One seeks an organizing principle applicable to the self and their universe. Akin to a monogram for the self one desires to have at hand a matching cosmogram to navigate everything with. In consideration of the microcosmic self one struggles to ignore the macrocosm. How one governs their life ought to be, it is intuited here, in congruence with the operating system, as it were, of a hypothetical world government. Past failures of this league of nations to bring about peace and harmony for humankind is in no way an indictment of the project, but I digress.

Such seeking and desire are intensified when the times necessitate contemplation. When one is hitting rock bottom. When one's world and the world at large go through fundamental upheavals, if you will. When, today, the first-among-equals Rome is in a state of sede vacante, in the liminality of the times, amid the interregnum, one seeks this self- and world-organizing principle.
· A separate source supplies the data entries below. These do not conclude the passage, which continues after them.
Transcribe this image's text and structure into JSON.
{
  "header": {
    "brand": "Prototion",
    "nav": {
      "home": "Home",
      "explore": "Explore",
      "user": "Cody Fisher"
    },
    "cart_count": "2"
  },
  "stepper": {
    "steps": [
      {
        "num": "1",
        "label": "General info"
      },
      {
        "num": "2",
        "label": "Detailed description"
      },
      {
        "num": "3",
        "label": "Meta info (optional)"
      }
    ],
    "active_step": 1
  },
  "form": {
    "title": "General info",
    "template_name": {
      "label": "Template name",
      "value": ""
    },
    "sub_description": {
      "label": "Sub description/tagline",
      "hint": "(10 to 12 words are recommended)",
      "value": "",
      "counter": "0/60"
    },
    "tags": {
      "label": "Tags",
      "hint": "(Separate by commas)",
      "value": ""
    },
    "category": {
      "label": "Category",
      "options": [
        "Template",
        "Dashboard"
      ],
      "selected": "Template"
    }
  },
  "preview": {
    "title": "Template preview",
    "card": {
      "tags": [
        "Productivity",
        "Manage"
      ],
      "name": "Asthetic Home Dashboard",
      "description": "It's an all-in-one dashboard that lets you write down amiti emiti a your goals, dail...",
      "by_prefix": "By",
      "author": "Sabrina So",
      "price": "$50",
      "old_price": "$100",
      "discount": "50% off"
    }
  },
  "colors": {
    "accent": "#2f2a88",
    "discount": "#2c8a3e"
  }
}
In the Confucian sense, harmony is being sought in one's heart so it can be scaled to one's family, nation, nations, and to the world.

And where does one go to find the said organizing principle? One necessarily begins from familiar spaces, literal or discursive. One taps into their physical and epistemic vicinity for that is what is reachable. As such one begins with a pair of 5 fingers channeling their mind. One relies on the 5 senses bestowed upon them. One consults with memory, knowledge, feelings, wishes, and fears, fear of death, of the unknown, of failure to understand -- to be understood.

Universal Christendom offers a paradigmatic template for an initial thought process. One finds a macrocosm in the metaphorical organism dubbed the body of Christ. And in the self that one's embodied consciousness permeates, one finds a microcosm, existing vis-à-vis other bodies, both Christ-ian and pagan, organic and celestial. One draws parallels between the 5 elements of Eastern thought (of spirit, water, fire, earth, air) and the 5 sees of Justinian the Great's pentarchy, including and beyond Rome, i.e., Constantinople, Alexandria, Antioch, and Jerusalem.

Antenna Crux Ansata explores the aforementioned themes, and more. It's a philosophy venture pursuing a unified principle to organize self and world. One posits the existence of such a principle, and sets out on a journey to discover it. Short of discovering it in some Platonic form, one would fall back to inventing a principle, perhaps by syncretic means. Discovered or invented, or more precisely in the journey of discovery and invention, and of exploration more generally, the principle would be lived, instantiated, in the here and now.